Let's not exaggerate

Posted Jul 23, 2018 9:55 UTC (Mon) by excors (subscriber, #95769)
In reply to: Let's not exaggerate by Cyberax
Parent article: Deep learning and free software

Differences between GPU models and driver versions seem like a separate issue, not related to the claim that "Hardware itself is also not that trustworthy". It's still important for reproducibility, but not really any different to software on CPUs where different compilers and different libc maths functions will give different results.

RAM corruption would count as hardware nondeterminism, but it looks like Tesla GPUs do have ECC - e.g. https://www.nvidia.com/content/tesla/pdf/NVIDIA-Tesla-Kep... says "External DRAM is ECC protected in Tesla K10. Both external and internal memories are ECC protected in Tesla K40, K20X, and K20" (where "internal memories" means caches, register files, etc), so they've been doing it since 2012.

Let's not exaggerate

Posted Jul 26, 2018 14:26 UTC (Thu) by gpu (guest, #125963) [Link] (1 responses)

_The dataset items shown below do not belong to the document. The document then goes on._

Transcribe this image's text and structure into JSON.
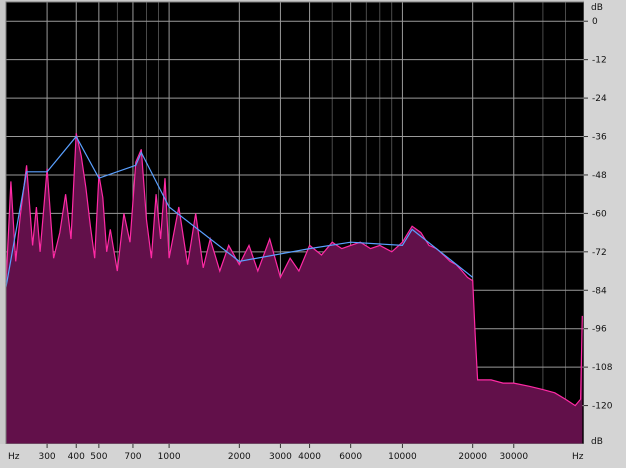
{
  "chart_data": {
    "type": "area",
    "title": "",
    "xscale": "log",
    "xlim": [
      200,
      60000
    ],
    "ylim": [
      -132,
      6
    ],
    "x_unit_label": "Hz",
    "y_unit_label": "dB",
    "x_ticks": [
      {
        "value": 300,
        "label": "300"
      },
      {
        "value": 400,
        "label": "400"
      },
      {
        "value": 500,
        "label": "500"
      },
      {
        "value": 700,
        "label": "700"
      },
      {
        "value": 1000,
        "label": "1000"
      },
      {
        "value": 2000,
        "label": "2000"
      },
      {
        "value": 3000,
        "label": "3000"
      },
      {
        "value": 4000,
        "label": "4000"
      },
      {
        "value": 6000,
        "label": "6000"
      },
      {
        "value": 10000,
        "label": "10000"
      },
      {
        "value": 20000,
        "label": "20000"
      },
      {
        "value": 30000,
        "label": "30000"
      }
    ],
    "y_ticks": [
      {
        "value": 0,
        "label": "0"
      },
      {
        "value": -12,
        "label": "-12"
      },
      {
        "value": -24,
        "label": "-24"
      },
      {
        "value": -36,
        "label": "-36"
      },
      {
        "value": -48,
        "label": "-48"
      },
      {
        "value": -60,
        "label": "-60"
      },
      {
        "value": -72,
        "label": "-72"
      },
      {
        "value": -84,
        "label": "-84"
      },
      {
        "value": -96,
        "label": "-96"
      },
      {
        "value": -108,
        "label": "-108"
      },
      {
        "value": -120,
        "label": "-120"
      }
    ],
    "grid": true,
    "series": [
      {
        "color": "#ff2aa5",
        "fill": "#62104a",
        "x": [
          200,
          210,
          220,
          230,
          245,
          260,
          270,
          280,
          300,
          320,
          340,
          360,
          380,
          400,
          420,
          440,
          460,
          480,
          500,
          520,
          540,
          560,
          600,
          640,
          680,
          720,
          760,
          800,
          840,
          880,
          920,
          960,
          1000,
          1100,
          1200,
          1300,
          1400,
          1500,
          1650,
          1800,
          2000,
          2200,
          2400,
          2700,
          3000,
          3300,
          3600,
          4000,
          4500,
          5000,
          5500,
          6000,
          6600,
          7300,
          8000,
          9000,
          10000,
          11000,
          12000,
          13000,
          14000,
          15000,
          16000,
          17000,
          18000,
          19000,
          20000,
          20500,
          21000,
          24000,
          27000,
          30000,
          35000,
          40000,
          45000,
          50000,
          55000,
          58000,
          59000
        ],
        "y": [
          -82,
          -50,
          -75,
          -61,
          -45,
          -70,
          -58,
          -72,
          -46,
          -74,
          -66,
          -54,
          -68,
          -35,
          -42,
          -52,
          -64,
          -74,
          -48,
          -55,
          -72,
          -65,
          -78,
          -60,
          -69,
          -44,
          -40,
          -62,
          -74,
          -54,
          -68,
          -49,
          -74,
          -58,
          -76,
          -60,
          -77,
          -68,
          -78,
          -70,
          -76,
          -70,
          -78,
          -68,
          -80,
          -74,
          -78,
          -70,
          -73,
          -69,
          -71,
          -70,
          -69,
          -71,
          -70,
          -72,
          -69,
          -64,
          -66,
          -70,
          -71,
          -73,
          -75,
          -76,
          -78,
          -80,
          -81,
          -98,
          -112,
          -112,
          -113,
          -113,
          -114,
          -115,
          -116,
          -118,
          -120,
          -118,
          -92
        ]
      },
      {
        "color": "#5aa0ff",
        "x": [
          200,
          245,
          300,
          400,
          500,
          720,
          760,
          1000,
          2000,
          4000,
          6000,
          10000,
          11000,
          20000
        ],
        "y": [
          -83,
          -47,
          -47,
          -36,
          -49,
          -45,
          -41,
          -58,
          -75,
          -71,
          -69,
          -70,
          -65,
          -80
        ]
      }
    ]
  }
}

Two better examples of non-determinism on GPUs would be:

1. Non-synchronized GPU atomics (https://docs.nvidia.com/cuda/cuda-c-programming-guide/ind...)

2. Non-deterministic numerical algorithms, e.g. http://papers.nips.cc/paper/4390-hogwild-a-lock-free-appr... (though, this particular example is CPU-specific)

Let's not exaggerate

Posted Jul 28, 2018 19:44 UTC (Sat) by wx (guest, #103979) [Link]

> 1. Non-synchronized GPU atomics

This is spot on at least for anything using TensorFlow which, sadly, applies to the majority of deep learning research out there. The respective issue trackers on github are full of bug reports about TensorFlow not generating reproducible results. These are usually closed with claims that the use of atomics is strictly required to obtain plausible performance.

Anecdotal evidence from colleagues involved in deep learning research suggests that even if you have access to all source code and training data the resulting networks will often differ wildly if TensorFlow is involved. E.g. it's not uncommon for success rates of a trained classifier to vary from 75% to 90% between different training runs. With that in mind the discussion within Debian is, well, a little off from actual real-world problems.